Here we go – first component complete (almost). It’s the German Internal Demand Compressor. What is it used for? The name is rather self-explanatory. Germany is famously advertised as the model to imitate, a country were unions are strong (they sit in the board of directors of companies), welfare is robust, workers have high pays. Workers which are the best workers in Europe, by the way. Great.
Only, it does not grow. You don’t have to believe me, just go get some Eurostat tables or WorldBank data: Germany is one of the slowest growing countries in Europe. From 2000 to 2007 (i.e., earlier than the crisis breakout) its real GDP only grew 10.3%, compared to a 16.8% for the EU. In the same period, France had grown 13.5%, the UK 23%, not to mention the 26.4% of Spain. The whole EuroZone had managed to grow by 13.9%. Only Italy and Portugal were worse than that. By the end of 2011, Denmark had joined Italy and Portugal but Germany was still among the lower ranking. The size of the economy is no excuse per se as China has a larger economy than Germany but we all know its growth rate.
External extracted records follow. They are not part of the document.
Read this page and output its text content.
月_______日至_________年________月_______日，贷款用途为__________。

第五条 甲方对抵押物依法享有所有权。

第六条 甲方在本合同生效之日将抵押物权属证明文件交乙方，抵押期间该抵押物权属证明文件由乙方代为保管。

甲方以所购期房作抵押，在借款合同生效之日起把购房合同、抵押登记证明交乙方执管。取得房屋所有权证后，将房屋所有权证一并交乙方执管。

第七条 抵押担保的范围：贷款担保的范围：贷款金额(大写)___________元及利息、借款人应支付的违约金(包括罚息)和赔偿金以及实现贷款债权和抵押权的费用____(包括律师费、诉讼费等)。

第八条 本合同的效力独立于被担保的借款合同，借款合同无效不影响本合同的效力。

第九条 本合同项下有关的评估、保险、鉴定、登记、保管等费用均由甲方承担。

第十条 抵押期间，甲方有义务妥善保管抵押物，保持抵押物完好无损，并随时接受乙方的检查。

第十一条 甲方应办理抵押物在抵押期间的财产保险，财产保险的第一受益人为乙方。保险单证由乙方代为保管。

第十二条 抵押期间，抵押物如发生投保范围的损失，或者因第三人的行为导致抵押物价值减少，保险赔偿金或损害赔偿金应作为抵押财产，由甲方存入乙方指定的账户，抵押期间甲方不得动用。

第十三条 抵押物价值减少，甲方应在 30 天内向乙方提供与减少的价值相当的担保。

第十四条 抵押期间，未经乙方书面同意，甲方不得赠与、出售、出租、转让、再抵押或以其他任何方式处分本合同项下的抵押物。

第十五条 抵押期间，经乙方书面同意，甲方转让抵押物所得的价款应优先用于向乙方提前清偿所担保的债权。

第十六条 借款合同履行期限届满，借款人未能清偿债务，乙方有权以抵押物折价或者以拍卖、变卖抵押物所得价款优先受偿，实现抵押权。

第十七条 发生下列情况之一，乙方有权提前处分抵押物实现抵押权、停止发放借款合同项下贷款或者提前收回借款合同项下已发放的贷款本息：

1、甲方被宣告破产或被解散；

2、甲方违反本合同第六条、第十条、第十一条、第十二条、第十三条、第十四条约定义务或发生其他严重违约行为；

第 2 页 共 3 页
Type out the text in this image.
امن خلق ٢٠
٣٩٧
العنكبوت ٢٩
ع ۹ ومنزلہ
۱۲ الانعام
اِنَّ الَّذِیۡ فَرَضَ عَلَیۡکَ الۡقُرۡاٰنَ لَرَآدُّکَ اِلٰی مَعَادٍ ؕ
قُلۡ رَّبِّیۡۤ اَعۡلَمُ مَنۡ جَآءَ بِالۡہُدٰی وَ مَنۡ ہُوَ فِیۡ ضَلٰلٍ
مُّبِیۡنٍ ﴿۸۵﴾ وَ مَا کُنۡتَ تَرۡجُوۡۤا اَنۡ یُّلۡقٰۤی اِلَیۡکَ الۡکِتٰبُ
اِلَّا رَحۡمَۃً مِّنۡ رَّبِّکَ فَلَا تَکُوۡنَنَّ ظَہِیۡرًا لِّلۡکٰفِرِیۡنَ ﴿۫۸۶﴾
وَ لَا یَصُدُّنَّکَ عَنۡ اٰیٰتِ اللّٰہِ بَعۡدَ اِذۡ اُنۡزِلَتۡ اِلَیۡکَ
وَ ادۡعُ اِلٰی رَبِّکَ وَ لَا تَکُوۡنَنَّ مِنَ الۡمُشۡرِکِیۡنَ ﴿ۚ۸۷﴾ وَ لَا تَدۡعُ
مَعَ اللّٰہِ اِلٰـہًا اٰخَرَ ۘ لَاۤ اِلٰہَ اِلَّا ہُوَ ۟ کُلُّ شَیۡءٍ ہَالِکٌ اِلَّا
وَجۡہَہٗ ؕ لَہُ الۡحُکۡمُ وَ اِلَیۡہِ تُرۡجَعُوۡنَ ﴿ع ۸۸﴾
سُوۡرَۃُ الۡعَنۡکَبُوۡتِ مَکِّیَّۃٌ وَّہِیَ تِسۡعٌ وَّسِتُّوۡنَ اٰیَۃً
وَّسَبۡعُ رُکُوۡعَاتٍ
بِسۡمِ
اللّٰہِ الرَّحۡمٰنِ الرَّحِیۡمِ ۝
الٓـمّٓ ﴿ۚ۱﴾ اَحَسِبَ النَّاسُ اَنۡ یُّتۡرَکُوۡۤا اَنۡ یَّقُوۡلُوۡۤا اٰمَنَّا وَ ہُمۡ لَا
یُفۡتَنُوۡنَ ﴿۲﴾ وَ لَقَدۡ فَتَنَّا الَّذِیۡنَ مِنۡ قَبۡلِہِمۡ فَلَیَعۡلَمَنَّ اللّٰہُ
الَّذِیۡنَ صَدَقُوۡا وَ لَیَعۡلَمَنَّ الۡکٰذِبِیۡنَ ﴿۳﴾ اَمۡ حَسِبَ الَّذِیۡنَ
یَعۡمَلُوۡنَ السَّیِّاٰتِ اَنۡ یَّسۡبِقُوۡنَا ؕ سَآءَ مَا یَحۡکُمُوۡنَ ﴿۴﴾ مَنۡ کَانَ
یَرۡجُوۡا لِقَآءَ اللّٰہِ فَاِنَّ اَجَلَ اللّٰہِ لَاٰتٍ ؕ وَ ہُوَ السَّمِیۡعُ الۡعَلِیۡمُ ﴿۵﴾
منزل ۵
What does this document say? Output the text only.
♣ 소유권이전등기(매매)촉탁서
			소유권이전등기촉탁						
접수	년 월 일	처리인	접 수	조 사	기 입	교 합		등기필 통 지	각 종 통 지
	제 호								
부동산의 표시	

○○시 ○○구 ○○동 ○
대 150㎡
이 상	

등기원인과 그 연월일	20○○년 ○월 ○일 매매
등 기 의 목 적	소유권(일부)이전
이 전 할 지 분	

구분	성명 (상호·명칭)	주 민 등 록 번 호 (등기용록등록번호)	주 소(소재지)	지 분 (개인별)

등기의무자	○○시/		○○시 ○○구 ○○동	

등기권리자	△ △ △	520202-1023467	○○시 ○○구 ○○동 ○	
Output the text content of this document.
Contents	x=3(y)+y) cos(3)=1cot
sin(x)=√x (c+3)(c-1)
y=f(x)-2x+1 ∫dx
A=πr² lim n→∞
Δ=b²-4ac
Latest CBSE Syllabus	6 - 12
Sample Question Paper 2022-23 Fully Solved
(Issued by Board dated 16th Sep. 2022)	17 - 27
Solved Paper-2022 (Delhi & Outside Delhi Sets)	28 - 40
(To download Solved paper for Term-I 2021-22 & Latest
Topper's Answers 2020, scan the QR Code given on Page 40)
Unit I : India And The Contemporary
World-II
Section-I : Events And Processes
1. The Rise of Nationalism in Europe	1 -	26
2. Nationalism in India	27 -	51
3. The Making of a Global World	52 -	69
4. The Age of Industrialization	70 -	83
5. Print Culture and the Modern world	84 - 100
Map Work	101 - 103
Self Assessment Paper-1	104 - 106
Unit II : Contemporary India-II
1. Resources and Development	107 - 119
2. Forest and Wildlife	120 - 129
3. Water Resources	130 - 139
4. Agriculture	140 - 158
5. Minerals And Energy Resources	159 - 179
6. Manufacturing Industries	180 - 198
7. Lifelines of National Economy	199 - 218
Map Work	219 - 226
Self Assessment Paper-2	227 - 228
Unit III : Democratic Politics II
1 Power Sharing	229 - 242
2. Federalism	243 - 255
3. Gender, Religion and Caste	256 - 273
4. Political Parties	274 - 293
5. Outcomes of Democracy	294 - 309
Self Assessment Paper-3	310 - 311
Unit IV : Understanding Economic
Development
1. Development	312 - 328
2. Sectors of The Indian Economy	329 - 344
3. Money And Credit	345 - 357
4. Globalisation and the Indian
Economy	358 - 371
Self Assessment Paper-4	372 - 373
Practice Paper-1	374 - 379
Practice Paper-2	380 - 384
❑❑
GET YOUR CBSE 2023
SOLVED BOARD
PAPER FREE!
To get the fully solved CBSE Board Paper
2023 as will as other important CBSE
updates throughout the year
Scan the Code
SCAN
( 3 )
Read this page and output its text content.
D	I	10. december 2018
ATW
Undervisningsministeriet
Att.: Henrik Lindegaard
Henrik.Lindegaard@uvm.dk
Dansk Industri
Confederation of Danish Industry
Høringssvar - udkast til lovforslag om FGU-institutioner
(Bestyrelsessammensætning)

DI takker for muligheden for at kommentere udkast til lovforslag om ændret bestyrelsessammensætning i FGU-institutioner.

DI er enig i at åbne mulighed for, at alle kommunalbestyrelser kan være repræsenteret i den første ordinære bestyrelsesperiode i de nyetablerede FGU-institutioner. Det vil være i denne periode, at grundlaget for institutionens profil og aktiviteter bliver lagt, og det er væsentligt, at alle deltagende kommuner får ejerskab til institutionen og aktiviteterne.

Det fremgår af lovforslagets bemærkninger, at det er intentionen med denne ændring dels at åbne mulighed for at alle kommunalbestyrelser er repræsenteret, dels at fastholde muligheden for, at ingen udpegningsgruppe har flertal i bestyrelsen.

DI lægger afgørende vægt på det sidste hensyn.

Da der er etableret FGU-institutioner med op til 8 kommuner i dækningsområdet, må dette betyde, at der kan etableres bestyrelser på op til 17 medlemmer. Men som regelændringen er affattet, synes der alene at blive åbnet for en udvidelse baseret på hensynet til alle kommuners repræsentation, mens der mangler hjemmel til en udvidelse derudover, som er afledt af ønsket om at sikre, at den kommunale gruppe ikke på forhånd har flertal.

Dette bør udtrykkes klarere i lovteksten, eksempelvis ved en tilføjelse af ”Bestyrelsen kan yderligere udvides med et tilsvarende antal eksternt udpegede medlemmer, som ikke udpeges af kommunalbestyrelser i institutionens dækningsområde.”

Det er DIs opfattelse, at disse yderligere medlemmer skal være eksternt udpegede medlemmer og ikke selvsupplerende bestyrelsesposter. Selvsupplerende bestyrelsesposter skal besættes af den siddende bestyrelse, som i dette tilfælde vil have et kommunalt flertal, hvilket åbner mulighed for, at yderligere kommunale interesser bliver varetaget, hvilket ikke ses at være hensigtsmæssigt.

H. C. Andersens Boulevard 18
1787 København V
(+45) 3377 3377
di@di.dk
So where does all its trade surplus and export performance come from? That’s where the Internal Demand Compressor kicks in: Germany has managed (with the complicity of unions) to keep wages stagnant for over a decade, contrary to the periphery. This policy boosted its competitiveness and, with an internal demand unable to absorb its production because it couldn’t afford to, it created the surplus we hear so grandly of, to be exported to other Eurozone countries.
Here’s the hellish device:
Lighting is terrible, I know – and the painting also may change at some future step. It’s not very detailed as it will be shot from a distance, but here it is. I summarily copied it from a demo picture I found on the website of a manufacturer. Feedback, as usual, is appreciated – and you can use the picture (if you think it’s worth it) for whatever you want. For those who care about these things, it’s done in Blender 2.63 and rendered in Cycles.